Following the referendum result, some expat investors have expressed concerns about their ability to secure mortgages – both in the UK and globally – in this new political and economic landscape.

However, if we remind ourselves that investing in property has always been viewed on a long term basis compared to sentiment – which can be volatile and change on a daily basis – other investors view these conditions as a key buying signal, and hence are looking to purchase more UK property in the imminent future.

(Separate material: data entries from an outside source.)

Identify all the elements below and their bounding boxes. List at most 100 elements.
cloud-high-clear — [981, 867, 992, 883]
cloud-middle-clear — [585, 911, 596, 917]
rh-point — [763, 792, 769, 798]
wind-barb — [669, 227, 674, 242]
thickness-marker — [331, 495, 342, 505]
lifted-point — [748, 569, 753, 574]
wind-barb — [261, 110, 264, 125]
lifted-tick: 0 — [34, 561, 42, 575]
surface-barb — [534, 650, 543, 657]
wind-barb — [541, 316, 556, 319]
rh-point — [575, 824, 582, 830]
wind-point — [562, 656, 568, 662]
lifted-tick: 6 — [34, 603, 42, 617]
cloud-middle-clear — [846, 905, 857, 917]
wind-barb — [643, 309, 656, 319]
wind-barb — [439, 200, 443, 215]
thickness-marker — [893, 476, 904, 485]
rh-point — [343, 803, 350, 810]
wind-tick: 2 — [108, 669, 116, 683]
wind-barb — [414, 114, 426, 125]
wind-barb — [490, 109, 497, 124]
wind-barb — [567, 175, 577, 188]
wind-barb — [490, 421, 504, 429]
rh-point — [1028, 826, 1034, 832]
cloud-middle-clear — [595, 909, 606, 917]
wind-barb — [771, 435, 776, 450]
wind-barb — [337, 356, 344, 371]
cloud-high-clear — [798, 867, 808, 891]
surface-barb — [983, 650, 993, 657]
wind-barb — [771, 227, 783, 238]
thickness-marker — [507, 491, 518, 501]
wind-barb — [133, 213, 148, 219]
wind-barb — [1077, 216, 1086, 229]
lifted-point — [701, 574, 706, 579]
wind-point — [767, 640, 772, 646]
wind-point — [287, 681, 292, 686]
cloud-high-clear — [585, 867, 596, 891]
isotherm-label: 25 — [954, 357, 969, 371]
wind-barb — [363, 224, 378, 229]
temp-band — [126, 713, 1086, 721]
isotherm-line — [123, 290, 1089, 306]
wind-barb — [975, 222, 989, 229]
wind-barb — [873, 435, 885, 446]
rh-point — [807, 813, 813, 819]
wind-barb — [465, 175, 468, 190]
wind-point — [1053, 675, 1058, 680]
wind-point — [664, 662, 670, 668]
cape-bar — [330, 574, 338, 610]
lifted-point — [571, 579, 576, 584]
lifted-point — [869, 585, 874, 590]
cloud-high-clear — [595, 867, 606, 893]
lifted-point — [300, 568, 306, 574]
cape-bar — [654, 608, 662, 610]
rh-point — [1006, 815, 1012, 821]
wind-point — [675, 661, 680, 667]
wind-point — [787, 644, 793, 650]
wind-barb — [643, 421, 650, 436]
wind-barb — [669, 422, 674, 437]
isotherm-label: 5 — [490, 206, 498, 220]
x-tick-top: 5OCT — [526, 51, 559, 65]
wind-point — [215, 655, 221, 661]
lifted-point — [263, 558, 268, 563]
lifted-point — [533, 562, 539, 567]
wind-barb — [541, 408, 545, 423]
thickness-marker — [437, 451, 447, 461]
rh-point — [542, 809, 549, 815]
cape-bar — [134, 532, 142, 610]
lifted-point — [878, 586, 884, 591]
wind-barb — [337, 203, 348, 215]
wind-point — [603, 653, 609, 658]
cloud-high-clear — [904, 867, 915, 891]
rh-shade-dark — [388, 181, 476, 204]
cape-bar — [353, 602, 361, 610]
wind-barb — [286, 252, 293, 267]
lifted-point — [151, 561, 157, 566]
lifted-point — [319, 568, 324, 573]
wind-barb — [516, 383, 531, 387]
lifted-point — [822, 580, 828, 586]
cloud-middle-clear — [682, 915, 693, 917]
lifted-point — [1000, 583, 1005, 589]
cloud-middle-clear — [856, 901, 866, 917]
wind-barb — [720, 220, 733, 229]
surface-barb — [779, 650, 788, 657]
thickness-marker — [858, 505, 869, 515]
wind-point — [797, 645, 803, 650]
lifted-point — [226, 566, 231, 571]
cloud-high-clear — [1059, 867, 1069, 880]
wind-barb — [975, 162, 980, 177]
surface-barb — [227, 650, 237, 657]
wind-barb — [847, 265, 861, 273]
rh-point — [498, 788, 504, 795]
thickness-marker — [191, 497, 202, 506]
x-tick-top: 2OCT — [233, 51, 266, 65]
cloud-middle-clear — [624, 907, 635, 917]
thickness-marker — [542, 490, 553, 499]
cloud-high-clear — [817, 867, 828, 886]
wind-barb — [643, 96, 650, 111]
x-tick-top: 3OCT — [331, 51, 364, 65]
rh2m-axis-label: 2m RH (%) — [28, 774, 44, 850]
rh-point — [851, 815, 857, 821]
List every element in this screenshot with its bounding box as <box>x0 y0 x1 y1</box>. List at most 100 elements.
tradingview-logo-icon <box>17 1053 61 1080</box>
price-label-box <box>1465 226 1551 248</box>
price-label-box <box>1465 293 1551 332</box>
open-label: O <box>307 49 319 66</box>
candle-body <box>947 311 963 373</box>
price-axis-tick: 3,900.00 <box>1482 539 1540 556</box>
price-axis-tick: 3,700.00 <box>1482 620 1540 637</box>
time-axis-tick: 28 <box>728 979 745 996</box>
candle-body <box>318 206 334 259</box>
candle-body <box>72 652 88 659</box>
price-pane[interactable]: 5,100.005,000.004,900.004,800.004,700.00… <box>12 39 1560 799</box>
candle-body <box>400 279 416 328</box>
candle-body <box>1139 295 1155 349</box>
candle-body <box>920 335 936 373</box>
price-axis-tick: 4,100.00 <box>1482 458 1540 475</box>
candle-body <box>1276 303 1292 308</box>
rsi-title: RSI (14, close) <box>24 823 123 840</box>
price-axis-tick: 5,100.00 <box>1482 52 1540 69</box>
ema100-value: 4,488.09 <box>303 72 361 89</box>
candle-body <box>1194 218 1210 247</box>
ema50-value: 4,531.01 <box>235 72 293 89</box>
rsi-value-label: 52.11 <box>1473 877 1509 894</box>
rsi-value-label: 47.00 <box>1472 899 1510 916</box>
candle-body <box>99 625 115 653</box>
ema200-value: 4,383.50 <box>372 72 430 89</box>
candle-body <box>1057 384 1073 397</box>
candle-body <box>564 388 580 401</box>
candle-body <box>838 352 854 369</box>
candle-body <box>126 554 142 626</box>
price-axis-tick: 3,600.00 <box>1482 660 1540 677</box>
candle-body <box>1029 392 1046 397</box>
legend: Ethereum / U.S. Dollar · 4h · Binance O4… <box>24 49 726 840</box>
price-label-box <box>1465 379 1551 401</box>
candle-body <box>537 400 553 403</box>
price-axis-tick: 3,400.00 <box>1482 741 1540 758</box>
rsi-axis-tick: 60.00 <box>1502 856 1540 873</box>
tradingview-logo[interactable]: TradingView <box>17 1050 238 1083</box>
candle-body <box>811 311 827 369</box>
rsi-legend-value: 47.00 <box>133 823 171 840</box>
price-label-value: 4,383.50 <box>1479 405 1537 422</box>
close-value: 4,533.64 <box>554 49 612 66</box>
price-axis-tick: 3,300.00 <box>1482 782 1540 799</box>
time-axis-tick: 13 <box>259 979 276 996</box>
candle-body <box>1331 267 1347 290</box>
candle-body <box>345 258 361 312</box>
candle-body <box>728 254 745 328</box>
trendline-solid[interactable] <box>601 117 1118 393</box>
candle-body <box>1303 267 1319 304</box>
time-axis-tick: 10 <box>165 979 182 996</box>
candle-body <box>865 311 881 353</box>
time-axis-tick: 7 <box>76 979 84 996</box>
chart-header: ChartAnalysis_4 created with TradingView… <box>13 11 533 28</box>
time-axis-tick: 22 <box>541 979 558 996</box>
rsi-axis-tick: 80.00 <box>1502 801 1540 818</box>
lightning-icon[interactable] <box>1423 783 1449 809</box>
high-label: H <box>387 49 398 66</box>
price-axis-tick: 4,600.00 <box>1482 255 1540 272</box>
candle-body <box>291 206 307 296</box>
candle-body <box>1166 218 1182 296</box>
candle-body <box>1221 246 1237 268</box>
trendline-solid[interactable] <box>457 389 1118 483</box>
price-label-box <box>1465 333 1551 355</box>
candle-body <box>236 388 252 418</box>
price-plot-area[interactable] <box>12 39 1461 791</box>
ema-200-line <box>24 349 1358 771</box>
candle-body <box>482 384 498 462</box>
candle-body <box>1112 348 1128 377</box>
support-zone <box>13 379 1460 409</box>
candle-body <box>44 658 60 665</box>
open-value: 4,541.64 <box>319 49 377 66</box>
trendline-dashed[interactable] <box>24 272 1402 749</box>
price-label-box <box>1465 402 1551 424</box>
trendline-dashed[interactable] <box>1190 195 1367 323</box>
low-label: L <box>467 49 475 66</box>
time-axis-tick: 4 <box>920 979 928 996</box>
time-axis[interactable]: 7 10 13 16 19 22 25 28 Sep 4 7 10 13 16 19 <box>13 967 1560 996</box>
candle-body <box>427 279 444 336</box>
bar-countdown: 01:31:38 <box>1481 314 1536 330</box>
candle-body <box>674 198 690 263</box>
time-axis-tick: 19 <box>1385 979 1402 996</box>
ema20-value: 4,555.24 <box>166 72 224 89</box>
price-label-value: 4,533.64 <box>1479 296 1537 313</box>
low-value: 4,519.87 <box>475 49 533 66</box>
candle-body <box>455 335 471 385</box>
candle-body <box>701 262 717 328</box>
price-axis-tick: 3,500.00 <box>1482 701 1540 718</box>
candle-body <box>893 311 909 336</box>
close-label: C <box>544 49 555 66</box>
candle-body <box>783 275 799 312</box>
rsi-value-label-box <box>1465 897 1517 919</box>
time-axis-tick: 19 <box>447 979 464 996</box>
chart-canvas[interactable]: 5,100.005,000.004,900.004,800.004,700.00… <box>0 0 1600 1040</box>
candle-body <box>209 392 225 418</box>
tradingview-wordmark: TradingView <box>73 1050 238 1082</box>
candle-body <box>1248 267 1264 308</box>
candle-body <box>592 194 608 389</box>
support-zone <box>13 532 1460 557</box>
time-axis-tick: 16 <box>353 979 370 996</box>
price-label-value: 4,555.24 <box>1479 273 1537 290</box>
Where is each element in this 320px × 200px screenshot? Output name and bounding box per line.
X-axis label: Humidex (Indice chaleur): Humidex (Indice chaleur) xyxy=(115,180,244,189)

Two weeks on, Liquid Expat Mortgages examine the impact of Brexit on the mortgage markets, and the likely changes to come. This review attempts to provide some perspective from a mortgage point of view.

 

Business as usual

Brexit may have created a tremendous amount of uncertainty for a portion of UK residents, but looking beyond the British bubble, it’s really business as usual for many property investors buying into the UK property market. This is especially so for British expats who are looking for UK mortgages. As one of Liquid Expat’s most prolific property investor clients commented this week: “Brexit is old news, it’s back to making money!”

 

From a mortgage perspective, nothing really has changed; Liquid Expat still has access to the same mortgage products, and even has access to a new lender entering the market days after the Brexit vote.

 

In the meantime, an expat’s ability to secure finance will remain the same; this is coupled with certainty that the UK base rate will remain at historical lows for the foreseeable future, with an imminent base rate reduction to 0.25%. When we remind ourselves that property has and always will be considered as a long term investment, this is a very favourable factor to consider in making new purchases.

 

With the announcement that Britain is to leave the EU, many expats believe this may actually work in their favour when purchasing property in 2016. Since the exit vote, Liquid Expat has seen a large increase in enquiries from expats in Hong Kong and the UAE, who have been incentivised with the immediate buying advantage of converting |their overseas income and savings into a weakened pound.

 

In any event, with strong demand for housing in the UK, market fundamentals haven’t been negatively affected from a mortgage perspective. This outlook is very much echoed by all the lenders Liquid Expat work with, including new lenders who have approached our brokers to access the expat mortgage market. Furthermore, the Bank of England have relaxed adequacy controls over the banks to encourage them to increase lending to borrowers, including expats.

 

Opportunities on the horizon

Many UK residents watched in horror as the value of the Pound tumbled against the Dollar after the EU referendum. However, as the 5th largest economy in the world, with a much stronger infrastructure than it had entering the 2008 banking crisis, the UK will continue to be a hotspot for investors worldwide who are taking advantage of the weakened pound.

 

For expats working in countries where payments are made in US dollar-linked currencies, the drop in the Pound has come as a welcome relief. Expat investors can now take advantage of a huge boost to spending power when purchasing property in the UK, meaning property prices are effectively discounted.

 

To put this in perspective, the fact that the Pound is down against the Dollar by 10% since the Brexit vote means that an expat purchasing a property in the UK for £150,000 would in fact be saving £15,000 in this new climate.

 

It goes without saying that this will reinvigorate interest in the UK property market amongst global investors. The anticipated cut to UK interest rates will also put pressure on the value of the Pound, as well as reducing mortgage rates to further stimulate expat interest in the market as lenders fight more competitively for the new business.

 

“The impact of the Brexit vote hasn’t had a negative impact on the expat mortgage market; in fact, UK investors stand to benefit from currency fluctuations and de-regulation, both in the short and long term”, says Stuart Marshall, Director of Liquid Expat Mortgages, speaking two weeks after the referendum.

 

Longer-term changes to UK expat mortgages

The expat mortgage market received increased currency regulation in March 2016, when the EU Mortgage Credit Directive (MCD) came into effect to regulate mortgage activities in member states. This has reduced competition, as a number of lenders (including Natwest & Halifax) withdrew from the expat mortgage market as a result.

 

An independent UK would no longer need to comply with this framework, abiding instead by the already stringent guidelines of the FCA. This, in the longer term, would encourage competition, improve choice, and therefore make finance more accessible for more expats investing in UK properties.

 

Beyond the mass hysteria surrounding the UK’s vote to leave the EU, it’s clear that very little has changed in the expat mortgage market as a result of Brexit. As a leading provider of mortgage solutions for investors worldwide, Liquid Expat Mortgages is ideally placed to advise on the opportunities.